Kemudian Gustav Le Bon menunjuk kepada kepercayaan pada takdir di antara orangorang Romawi dan Yunani terdahulu, yang ia simpulkan sebagai berikut :

"Dengan demikian, dapatlah diketahui bahwa Islam tidak lebih memberikan perhatian pada masalah ini dibanding berbagai agama lainnya, bahkan tidak sebesar perhatian yang diberikan oleh para Ilmuwan modern, sesuai dengan ucapan Laplace dan Leibniz".

Begitulah kita dapati Gustav Le bon dapat menerima pengertian bahwa kepercayaan kepada takdir tidak bisa lain daripada determinisme dan penafian kebebasan; akan tetapi, menurutnya, kepercayaan seperti ini memang sudah ada pada semua agama serta berbagai aliran filsafat dan tidak hanya khusus dalam Al-Quran saja.

Setelah mengutip beberapa kandungan Al-Quran, terutama yang mengandung pengertian bahwa ilmu dan kehendak Ilahi meliputi segala sesuatu, secara menyeluruh, dan setelah menunjuk kepada hadis yang terkenal dalam Shahih Bukhari, Will Durant[18] berkata: "Keimanan kepada qadha dan qadar ini, telah menjadikan determinisme sebagai ciri-ciri yang jelas dalam pemikiran Islami".

Ada baiknya kita perhatikan ucapan Dominique Sourdell:[19]

"....Sejak permulaan era Islam, kaum Muslimin membayangkan bahwa mereka telah menjumpai berbagai kontradiksi di dalam Al-Quran, sehingga Rasul, sesuai dengan hadis yang terkenal di kalangan kita, telah memberikan jawaban atas sebuah pertanyaan: 'Imanilah penderitaan kalian....' Dan ketika kaum Muslimin, setelah itu, tidak rela menjadikan keimanan mereka pada permukaannya saja, sebagian dari mereka telah berupaya menafsirkan beberapa ungkapan dan uraian dalam Al-Quran.
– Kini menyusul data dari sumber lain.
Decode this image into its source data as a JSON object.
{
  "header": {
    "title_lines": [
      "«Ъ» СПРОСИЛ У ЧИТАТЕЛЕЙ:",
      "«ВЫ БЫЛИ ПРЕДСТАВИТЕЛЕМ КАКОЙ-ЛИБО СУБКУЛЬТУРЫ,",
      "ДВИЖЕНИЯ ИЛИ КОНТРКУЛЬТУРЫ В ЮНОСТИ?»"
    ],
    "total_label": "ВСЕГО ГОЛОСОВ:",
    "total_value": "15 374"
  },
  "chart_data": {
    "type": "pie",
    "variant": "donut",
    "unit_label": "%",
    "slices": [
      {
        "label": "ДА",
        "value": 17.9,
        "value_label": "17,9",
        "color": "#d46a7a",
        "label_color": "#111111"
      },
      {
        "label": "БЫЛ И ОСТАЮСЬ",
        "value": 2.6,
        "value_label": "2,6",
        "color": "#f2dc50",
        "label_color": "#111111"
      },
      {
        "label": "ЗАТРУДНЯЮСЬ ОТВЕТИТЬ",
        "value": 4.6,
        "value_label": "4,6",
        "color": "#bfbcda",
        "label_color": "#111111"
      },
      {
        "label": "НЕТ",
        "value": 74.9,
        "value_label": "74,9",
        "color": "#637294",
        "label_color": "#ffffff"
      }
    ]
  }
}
Inilah awal mula terciptanya Ilmu Tafsir. Pertanyaan pertama yang dilontarkan ke hadapan kaum Muslimin ialah : 'Jika manusia tidak memiliki kemampuan mengerjakan sesuatu di hadapan urusan Allah (yakni takdir) dan, walaupun begitu, Allah tetap saja memberinya balasan atas perbuatan-perbuatan baik dan buruknya, apakah dengan demikian berarti kodrat (qudrah) Ilahi bersifat kontradiktif terhadap pertanggungjawaban manusia?' AlQuran tidak memberikan jawaban atas pertanyaan ini. Dalam kenyataannya, kodrat Allah yang sempurna, seperti tampak pada berbagai tempat dalam Al-Quran, tidak meninggalkan ruang sedikit pun untuk kebebasan manusia. Dengan jalan ini, tidak lagi tertinggal suatu perasaan pertanggungjawaban manusiawi di hadapan penyerahan bulatbulat kepada takdir Ilahi".

Buku karangan Sourdell ini sarat dengan pentahkikan-pentahkikan yang "bermutu", seperti ini!

Telah diketahui dari penjelasan-penjelasan yang lalu, bahwa masalah qadha dan qadar telah disebutkan berulangkali di dalam Al-Quran al-Karim, dan bahwa hal itu bukanlah berasal dari para ahli 'ilmul-kalam. Juga, kepercayaan kepada qadha dan qadar yang bersifat umum, seperti yang dijelaskan oleh Al-Quran, sungguh berbeda dari teori determinisme.

Pada saat kita menyaksikan kaum orientalis Barat memuji-muji kaum Mu’tazilah disebabkan mereka mengingkari qadha dan qadar, kita pun menyadari bahwa mereka (yakni kaum orientalis) percaya bahwa akidah tentang qadha dan qadar adalah identik dengan akidah Jabariyah atau determinisme!!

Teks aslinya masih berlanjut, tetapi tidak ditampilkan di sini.